Two weeks ago I started this specialized discussion of military learning and the Russo-Ukraine War.
I was a little mystified that serious analysts were saying that the Russian military was showing military learning, and pointed to the Russian campaign against Ukrainian power supply (which will be the subject of part 3 next week) as an example of this learning. As I said two weeks ago—that made little sense considering the campaign against Ukrainian power generation was failing to achieve even modest results and in fact revealed so many shortcomings that it reinforced the idea that the Russian military was still struggling mightily to be a learning institution at this point.
What I thought I would do now is discuss an example of military learning, to show just how difficult and complex it can be. The example comes from Anglo-American strategic bombing in World War II, probably the most technologically and industrially advanced campaign in the war.
It first would be useful to discuss what I mean by military learning. Learning is not tactical adaptation, which can happen almost unconsciously. The Russians moving from vehicle assaults in the first part of the Russo-Ukraine War to the infantry-heavy assaults we see now is not learning—it is adjustments in many ways being forced on them. Btw, there was a very interesting thread on the changes the Russian have been doing by the Institute for the Study of War, based on some documents claimed to be found by a Ukrainian officer.
Learning comes through a process of identifying a problem, trying to analyze the problem and provide answers, and then putting into place both training and operational structures to put these answers into action. It takes a huge effort, real intellectual honesty and debate, often threatens to breakdown, but in the end can make a massive difference in how militaries operate and how wars are fought. To show how difficult it can be, I will break down strategic bombing learning into 4 different areas—
First, the background (to show just how difficult it is to even ask the right questions). This will be a brief overview of the approach to strategic bombing before the war
Then to show that even if you put into place a solid system to ask the right questions—you might not get the right answers. This will focus on US strategic bombing debates, 1942-1944, including the fascinating construction of Committee of Operations Analysts
Then to show that if you have the right answers, you might not have the command structure to put those answers into operational planning. This will focus on RAF strategic bombing, where it really mattered who took command where.

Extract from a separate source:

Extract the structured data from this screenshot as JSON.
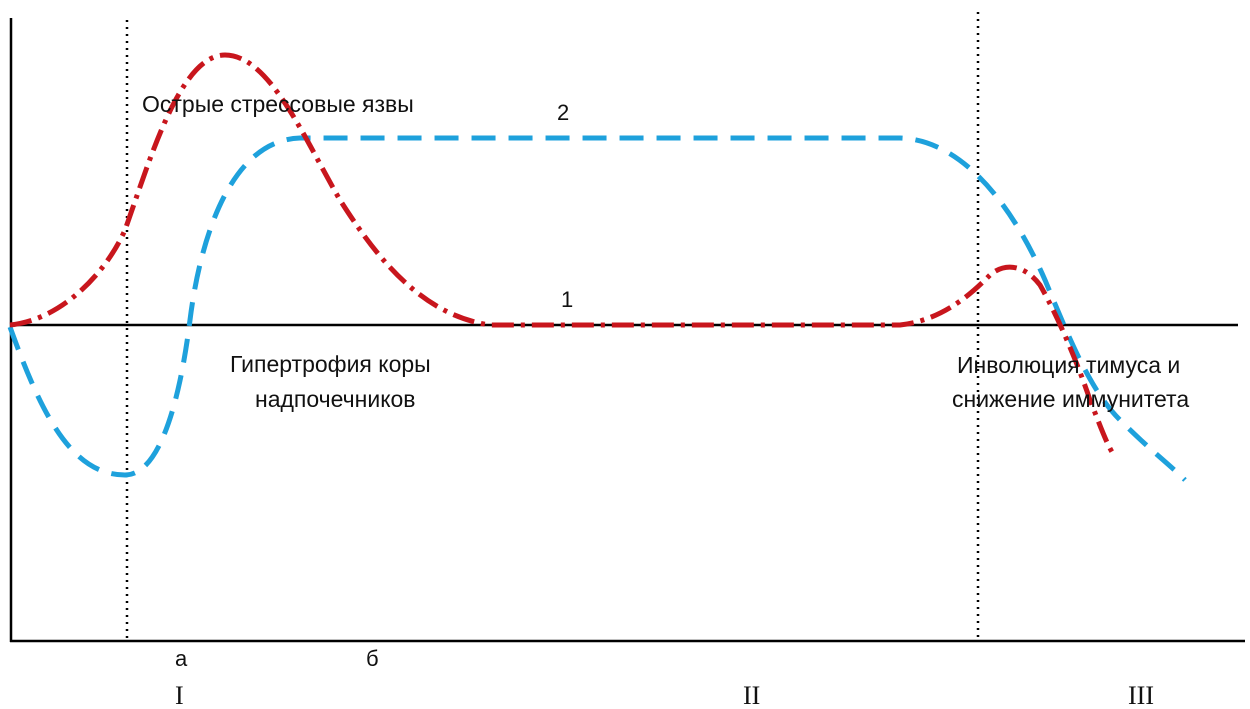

Finally, even if you have the right operational plan, you need the technology and depth of equipment to make it work.
(btw—you might see where I am going on this with Russian military learning and the campaign against Ukrainian infrastructure—but thats for next week)
Background: Anglo-American Strategic Bombing—the Search for the Right Target.

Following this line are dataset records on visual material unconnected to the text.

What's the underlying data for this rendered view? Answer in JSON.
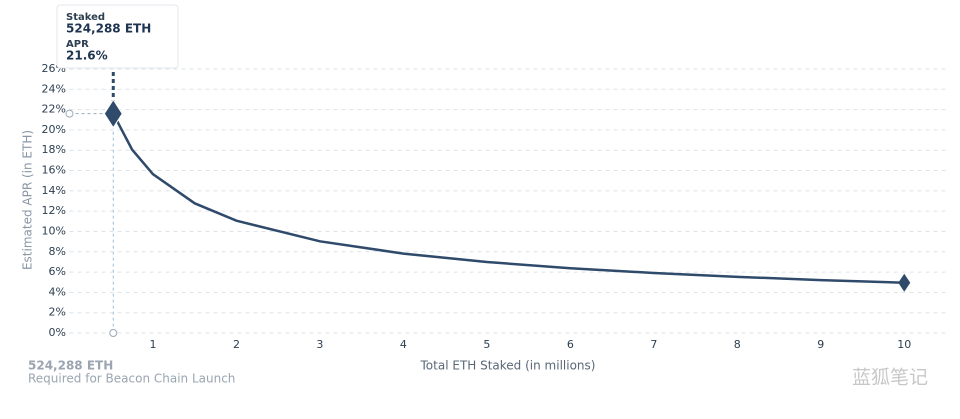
{
  "chart_data": {
    "type": "line",
    "y_label": "Estimated APR (in ETH)",
    "x_label": "Total ETH Staked  (in millions)",
    "x": [
      0.524288,
      0.75,
      1,
      1.5,
      2,
      3,
      4,
      5,
      6,
      7,
      8,
      9,
      10
    ],
    "values": [
      21.6,
      18.06,
      15.64,
      12.77,
      11.06,
      9.03,
      7.82,
      6.99,
      6.38,
      5.91,
      5.53,
      5.21,
      4.95
    ],
    "color": "#2f4a6a",
    "xlim": [
      0,
      10.5
    ],
    "xticks": [
      1,
      2,
      3,
      4,
      5,
      6,
      7,
      8,
      9,
      10
    ],
    "ylim": [
      0,
      26
    ],
    "yticks": [
      {
        "value": 0,
        "label": "0%"
      },
      {
        "value": 2,
        "label": "2%"
      },
      {
        "value": 4,
        "label": "4%"
      },
      {
        "value": 6,
        "label": "6%"
      },
      {
        "value": 8,
        "label": "8%"
      },
      {
        "value": 10,
        "label": "10%"
      },
      {
        "value": 12,
        "label": "12%"
      },
      {
        "value": 14,
        "label": "14%"
      },
      {
        "value": 16,
        "label": "16%"
      },
      {
        "value": 18,
        "label": "18%"
      },
      {
        "value": 20,
        "label": "20%"
      },
      {
        "value": 22,
        "label": "22%"
      },
      {
        "value": 24,
        "label": "24%"
      },
      {
        "value": 26,
        "label": "26%"
      }
    ],
    "grid": true,
    "tooltip": {
      "staked_title": "Staked",
      "staked_label": "524,288 ETH",
      "apr_title": "APR",
      "apr_label": "21.6%"
    },
    "annotation": {
      "value_label": "524,288 ETH",
      "text": "Required for Beacon Chain Launch"
    },
    "watermark": "蓝狐笔记"
  }
}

To try and militarily ‘learn’ it helps that you have a culture of analytical introspection. Both the US and British air forces in the interwar period were forced to wrestle intellectually with questions that the army and navy to a certain degree were spared. The air forces, because they had just come into being and had only scratched their potential in World War I, had to wrestle intellectually with their real purpose. This debate was heightened by the constant increase in the technological abilities of aircraft (speed, range, lift, etc). As your aircraft get better, it broadens options, and that actually becomes more intellectually challenging. The more you might do, the more you have to discuss what you will do.
Now I don’t have the ability to write a whole history of interwar period airpower thought, but much of it boiled down to targeting. There was a difference between those who favored more tactical operations (attacking the enemy’s armed forces—such as Air Marshal Slessor and I would argue General Billy Mitchell) and those who favored what came to be known as strategic bombing (the attacking of targets that underpin enemies armed forces, but removed from the battlefield. These different strategic airpower ideas took many forms. There was some who favored the attacks on enemy cities and civilian populations—to break morale and cause such terror that the other side’s government would be forced to sue for peace (see Air Marshal Trenchard). On the other hand there were those who favored attacks on economic/productive targets, to try and disable an enemies ability to wage war. For the US the group most engaged with this was the Air Corps Tactical School, which it could be argued did the first systematic studies about how strategic airpower could cripple enemy production by destroying some vital productive nodes. On the other hand, there were those who looked more at attacking economic capabilities—such as fuel production and the like, to try and degrade an enemy’s ability to move things. One of the most important examples of this was was Maurice Hankey, secretary to the UK Committee for Imperial Defence.
If you want to read more on the subject, the link below will let you download a 600+ page book edited by the airpower scholar Philip Meilinger, a book which goes into the interwar period in good detail and mentions all of the above except Hankey. See, you get links to free books with this substack ;)
https://www.airuniversity.af.edu/Portals/10/AUPress/Books/B_0029_MEILINGER_PATHS_OF_HEAVEN.pdf
Overall what comes out is the widespread variety in the airpower discussion, as a range of individuals and organizations tried to understand how airpower should best be utilized. By the end of the interwar period, this debate was unresolved. When it came to strategic bombing in particular, what seems to have happened was that both the RAF and USAAF (the United States did not have a separate Air Force at this time, and strategic bombing became the preserve of the United States Army Air Force) came up with plans to do almost everything—not knowing what they would prioritize when the time came.